Sustainable investment management
Committed to sustainability information
For some years now, all companies within the scope of the NFRD (Non-Financial Reporting Directive) have been obliged to report sustainability information on their operating business. This obligation has been concretized within the framework of the so-called EU Taxonomy Regulation as of the beginning of 2022: It is now mandatory for companies to assess all economic activities in the past fiscal year with regard to their EU taxonomy eligibility, i.e. with regard to their allocation to the taxonomy criteria (regardless of whether these are met).
Increasingly complex
But this is only the beginning. As early as 2024, not only taxonomy capability but also compliance must be reported. It must then be shown that the operating business also meets the assigned criteria in the 2023 financial year. In 2025, the NFRD will also be replaced by the CSRD (Corporate Sustainability Reporting Directive), which will almost quintuple the number of companies affected.

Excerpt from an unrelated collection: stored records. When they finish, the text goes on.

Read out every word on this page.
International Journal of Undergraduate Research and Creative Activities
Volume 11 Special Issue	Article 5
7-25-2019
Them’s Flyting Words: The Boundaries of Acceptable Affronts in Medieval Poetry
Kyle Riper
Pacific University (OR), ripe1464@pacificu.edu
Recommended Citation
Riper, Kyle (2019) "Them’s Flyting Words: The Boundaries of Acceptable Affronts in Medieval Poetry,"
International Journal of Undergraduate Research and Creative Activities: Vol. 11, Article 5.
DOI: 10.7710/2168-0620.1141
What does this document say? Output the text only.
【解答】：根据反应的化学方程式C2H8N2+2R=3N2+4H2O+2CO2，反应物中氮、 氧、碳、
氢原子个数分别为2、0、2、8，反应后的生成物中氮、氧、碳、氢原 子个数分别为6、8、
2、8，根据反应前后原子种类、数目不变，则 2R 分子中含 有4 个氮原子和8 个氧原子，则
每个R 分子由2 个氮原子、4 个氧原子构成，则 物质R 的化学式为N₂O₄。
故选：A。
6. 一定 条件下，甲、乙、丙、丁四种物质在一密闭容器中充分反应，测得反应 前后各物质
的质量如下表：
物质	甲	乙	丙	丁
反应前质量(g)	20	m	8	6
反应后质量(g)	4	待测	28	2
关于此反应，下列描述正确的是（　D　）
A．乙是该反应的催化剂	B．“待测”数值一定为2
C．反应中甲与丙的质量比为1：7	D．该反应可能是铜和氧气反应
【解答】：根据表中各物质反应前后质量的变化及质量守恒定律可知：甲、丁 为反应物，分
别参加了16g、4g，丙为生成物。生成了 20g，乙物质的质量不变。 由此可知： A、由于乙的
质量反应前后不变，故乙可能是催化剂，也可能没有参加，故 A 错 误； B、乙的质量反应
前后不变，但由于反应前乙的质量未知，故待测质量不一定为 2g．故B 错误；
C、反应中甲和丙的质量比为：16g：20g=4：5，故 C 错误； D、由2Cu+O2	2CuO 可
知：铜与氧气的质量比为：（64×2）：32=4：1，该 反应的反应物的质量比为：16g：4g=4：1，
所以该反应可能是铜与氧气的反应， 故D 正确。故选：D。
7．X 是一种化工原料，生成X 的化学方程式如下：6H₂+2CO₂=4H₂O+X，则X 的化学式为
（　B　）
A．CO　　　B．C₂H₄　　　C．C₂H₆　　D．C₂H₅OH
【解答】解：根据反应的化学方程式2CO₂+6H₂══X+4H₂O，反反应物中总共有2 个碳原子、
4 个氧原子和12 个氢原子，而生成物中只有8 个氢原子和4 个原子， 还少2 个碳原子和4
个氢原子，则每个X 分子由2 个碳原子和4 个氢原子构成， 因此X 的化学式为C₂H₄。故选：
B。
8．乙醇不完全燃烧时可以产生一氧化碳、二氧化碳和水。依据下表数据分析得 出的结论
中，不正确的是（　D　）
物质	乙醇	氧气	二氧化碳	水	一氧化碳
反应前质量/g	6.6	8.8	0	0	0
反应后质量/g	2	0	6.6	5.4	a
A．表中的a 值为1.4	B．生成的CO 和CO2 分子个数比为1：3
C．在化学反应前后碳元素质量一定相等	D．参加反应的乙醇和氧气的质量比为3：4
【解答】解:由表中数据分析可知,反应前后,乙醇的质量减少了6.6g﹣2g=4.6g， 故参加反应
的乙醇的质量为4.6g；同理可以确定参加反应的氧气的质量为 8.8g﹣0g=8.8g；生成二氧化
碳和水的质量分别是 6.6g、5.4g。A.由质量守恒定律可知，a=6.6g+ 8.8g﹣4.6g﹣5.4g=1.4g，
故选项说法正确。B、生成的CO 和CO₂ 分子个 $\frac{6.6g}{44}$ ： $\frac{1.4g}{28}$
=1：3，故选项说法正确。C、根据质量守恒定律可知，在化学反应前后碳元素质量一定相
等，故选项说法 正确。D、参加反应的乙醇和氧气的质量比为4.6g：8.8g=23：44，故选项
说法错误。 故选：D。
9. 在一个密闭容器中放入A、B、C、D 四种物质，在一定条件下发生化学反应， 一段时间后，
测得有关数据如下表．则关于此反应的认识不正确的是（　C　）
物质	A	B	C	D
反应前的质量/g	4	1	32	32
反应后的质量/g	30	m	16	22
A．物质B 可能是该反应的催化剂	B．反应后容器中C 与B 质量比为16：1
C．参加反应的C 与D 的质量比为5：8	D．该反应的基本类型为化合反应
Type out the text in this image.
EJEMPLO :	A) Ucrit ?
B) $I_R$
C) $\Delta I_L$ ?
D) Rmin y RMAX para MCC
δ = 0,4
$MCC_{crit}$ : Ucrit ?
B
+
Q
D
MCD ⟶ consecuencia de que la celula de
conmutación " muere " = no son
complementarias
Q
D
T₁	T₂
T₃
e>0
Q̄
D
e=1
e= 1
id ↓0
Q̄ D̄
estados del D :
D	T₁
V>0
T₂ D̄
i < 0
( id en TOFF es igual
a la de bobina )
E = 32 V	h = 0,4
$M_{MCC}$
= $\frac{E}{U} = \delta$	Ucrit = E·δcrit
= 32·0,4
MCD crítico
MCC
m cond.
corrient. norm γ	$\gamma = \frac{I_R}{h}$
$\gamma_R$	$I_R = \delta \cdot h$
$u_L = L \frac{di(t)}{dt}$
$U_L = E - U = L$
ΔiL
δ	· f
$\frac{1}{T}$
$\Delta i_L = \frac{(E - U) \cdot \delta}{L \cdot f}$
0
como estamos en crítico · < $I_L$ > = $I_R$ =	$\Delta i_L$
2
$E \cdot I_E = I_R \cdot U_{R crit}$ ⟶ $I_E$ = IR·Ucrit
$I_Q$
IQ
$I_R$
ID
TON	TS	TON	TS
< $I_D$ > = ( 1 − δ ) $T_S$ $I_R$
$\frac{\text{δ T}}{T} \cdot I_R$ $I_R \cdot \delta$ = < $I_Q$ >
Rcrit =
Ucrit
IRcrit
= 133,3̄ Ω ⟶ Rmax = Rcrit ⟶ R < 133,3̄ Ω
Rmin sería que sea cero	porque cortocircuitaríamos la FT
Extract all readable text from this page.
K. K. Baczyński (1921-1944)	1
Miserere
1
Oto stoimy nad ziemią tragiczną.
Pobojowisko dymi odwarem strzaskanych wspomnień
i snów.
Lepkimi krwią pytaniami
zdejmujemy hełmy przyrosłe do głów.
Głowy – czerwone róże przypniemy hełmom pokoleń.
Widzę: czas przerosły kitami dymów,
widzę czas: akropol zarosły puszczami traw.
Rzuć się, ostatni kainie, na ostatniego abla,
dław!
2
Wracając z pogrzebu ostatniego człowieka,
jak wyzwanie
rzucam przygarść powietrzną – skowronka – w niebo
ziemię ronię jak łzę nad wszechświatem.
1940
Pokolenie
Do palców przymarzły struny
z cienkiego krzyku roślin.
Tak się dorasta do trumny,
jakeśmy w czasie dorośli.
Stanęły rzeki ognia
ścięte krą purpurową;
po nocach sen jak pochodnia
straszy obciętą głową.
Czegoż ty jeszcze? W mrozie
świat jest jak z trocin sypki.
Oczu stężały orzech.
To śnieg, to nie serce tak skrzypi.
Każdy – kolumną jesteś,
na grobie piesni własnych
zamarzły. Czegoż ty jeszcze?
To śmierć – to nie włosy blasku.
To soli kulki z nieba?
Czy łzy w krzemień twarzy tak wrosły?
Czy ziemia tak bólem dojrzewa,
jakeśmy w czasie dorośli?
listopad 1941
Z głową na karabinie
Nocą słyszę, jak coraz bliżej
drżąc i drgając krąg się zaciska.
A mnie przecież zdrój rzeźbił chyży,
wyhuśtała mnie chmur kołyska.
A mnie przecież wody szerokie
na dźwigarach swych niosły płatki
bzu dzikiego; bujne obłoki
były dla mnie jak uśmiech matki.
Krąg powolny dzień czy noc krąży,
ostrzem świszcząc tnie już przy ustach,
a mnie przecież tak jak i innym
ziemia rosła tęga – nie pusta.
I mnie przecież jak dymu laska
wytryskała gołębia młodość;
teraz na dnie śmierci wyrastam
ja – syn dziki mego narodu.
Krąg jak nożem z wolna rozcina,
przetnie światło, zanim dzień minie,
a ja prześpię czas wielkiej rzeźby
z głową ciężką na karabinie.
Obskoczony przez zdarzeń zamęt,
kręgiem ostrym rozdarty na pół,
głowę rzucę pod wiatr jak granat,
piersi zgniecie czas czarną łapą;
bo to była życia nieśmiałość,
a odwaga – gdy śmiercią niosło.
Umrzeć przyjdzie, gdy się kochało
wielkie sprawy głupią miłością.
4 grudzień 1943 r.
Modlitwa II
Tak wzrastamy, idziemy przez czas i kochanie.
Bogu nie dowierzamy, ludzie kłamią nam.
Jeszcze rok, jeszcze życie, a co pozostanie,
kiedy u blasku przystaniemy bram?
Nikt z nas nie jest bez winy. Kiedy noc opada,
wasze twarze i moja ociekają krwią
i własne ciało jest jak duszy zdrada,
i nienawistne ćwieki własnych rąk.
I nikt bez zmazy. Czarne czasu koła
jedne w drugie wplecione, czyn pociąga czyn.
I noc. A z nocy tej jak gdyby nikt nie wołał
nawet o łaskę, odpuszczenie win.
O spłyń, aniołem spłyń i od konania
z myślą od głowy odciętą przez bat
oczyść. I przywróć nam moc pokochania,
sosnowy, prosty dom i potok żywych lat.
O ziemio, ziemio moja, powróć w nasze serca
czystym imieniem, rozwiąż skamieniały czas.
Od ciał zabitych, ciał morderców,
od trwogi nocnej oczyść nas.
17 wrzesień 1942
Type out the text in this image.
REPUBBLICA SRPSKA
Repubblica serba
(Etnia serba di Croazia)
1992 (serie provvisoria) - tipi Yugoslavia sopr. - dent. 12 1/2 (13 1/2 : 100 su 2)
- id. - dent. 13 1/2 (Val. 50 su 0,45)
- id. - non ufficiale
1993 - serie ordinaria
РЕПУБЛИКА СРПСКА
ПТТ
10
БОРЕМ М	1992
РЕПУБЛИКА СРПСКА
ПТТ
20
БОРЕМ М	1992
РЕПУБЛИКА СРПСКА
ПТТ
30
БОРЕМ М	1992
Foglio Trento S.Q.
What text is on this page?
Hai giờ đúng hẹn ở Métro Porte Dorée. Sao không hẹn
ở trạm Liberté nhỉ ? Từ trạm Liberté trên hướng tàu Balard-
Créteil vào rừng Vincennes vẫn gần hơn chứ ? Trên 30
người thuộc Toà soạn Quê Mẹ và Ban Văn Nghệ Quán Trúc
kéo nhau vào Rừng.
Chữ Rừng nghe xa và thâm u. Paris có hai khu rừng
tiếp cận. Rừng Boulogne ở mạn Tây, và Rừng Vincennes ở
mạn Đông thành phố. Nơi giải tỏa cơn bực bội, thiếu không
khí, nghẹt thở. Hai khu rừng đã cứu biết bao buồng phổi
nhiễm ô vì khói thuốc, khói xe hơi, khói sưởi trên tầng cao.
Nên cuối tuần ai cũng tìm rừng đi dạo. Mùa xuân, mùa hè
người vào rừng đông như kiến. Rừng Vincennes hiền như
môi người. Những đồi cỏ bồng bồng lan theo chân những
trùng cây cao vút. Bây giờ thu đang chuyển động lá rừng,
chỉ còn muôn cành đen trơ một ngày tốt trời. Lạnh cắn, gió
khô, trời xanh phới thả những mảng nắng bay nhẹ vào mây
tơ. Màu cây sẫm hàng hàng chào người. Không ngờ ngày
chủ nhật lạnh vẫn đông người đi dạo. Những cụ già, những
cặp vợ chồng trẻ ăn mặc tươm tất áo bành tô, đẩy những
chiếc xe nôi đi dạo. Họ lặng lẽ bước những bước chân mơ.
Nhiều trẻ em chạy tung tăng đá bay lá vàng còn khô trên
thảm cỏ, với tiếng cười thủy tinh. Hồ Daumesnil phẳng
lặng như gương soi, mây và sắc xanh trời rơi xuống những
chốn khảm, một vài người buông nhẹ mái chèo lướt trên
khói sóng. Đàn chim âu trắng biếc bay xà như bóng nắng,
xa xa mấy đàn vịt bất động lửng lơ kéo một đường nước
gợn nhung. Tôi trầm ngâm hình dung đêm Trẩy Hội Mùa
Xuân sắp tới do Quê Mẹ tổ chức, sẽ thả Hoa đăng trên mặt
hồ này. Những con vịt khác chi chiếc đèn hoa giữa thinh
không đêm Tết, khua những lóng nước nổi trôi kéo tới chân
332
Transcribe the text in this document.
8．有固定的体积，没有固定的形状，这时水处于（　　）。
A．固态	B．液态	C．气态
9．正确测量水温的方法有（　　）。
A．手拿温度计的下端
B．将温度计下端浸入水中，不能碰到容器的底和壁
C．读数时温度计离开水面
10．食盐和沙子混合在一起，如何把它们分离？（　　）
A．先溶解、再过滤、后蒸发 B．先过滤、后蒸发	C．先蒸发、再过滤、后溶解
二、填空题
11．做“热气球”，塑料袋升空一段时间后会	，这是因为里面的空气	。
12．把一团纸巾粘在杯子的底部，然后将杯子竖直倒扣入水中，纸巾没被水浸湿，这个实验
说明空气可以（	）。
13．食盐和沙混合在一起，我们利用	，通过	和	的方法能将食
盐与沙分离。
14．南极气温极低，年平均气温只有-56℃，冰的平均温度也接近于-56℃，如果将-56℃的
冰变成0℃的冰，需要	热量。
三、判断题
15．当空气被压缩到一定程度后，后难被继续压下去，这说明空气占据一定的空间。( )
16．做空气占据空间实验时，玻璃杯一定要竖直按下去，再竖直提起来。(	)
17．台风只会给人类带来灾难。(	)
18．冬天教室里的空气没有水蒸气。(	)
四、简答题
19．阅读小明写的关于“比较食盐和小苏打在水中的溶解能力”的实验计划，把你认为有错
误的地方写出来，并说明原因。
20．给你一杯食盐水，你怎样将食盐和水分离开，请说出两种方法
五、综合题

But what does all this have to do with finance and the corresponding SAP modules? A great deal, because the operating business of companies also includes activities in the financial area. In particular, for the investments held for insurance portfolios, for example, but also for employees' pension entitlements, the above-mentioned information must also be published.
In detail, this means that it must already be proven whether the investments held are taxonomy-capable, i.e. whether the investments can be assigned to a target of the taxonomy. As a rule, this can still be achieved with a rather general analysis based on existing reports. However, the taxonomy compliance report required in 2024 already requires the collection of additional (master) data, for example on the issuers of the bonds held, the business partners or the properties financed via loans. Specialized providers now even make some of this data available in a standardized form.
This master data must not only be collected, but also processed as part of the investment management process - and it makes sense to do this in the SAP modules TRM, CML and CMS already used for this purpose.
Not overnight
First of all, the additional data must be stored at the corresponding system objects; these are primarily the business partner or issuer, the class in the case of a security, and the collateral managed in SAP CML or CMS for an issued loan. This should make it possible to meet the requirements for most asset classes; however, there is currently no solution in the SAP standard for either storing or importing the data, so enhancements are necessary here.
The next step is to transfer the data stored in this way into the report format. SAP provides the PaPM (Profitability and Performance Management) module with corresponding content for this purpose. If this is already part of the SAP system landscape and it is operated under S/4 Hana, the integration is simple; if these prerequisites are not met, it must be weighed up whether a customer-specific extension of the inventory-managing systems TRM and CML is the more efficient implementation solution.
Long story short: Even this very brief outline shows that sustainability reporting can lead to considerable system changes. Since these can hardly be implemented overnight, it makes a lot of sense from our point of view to deal with this topic now at the latest.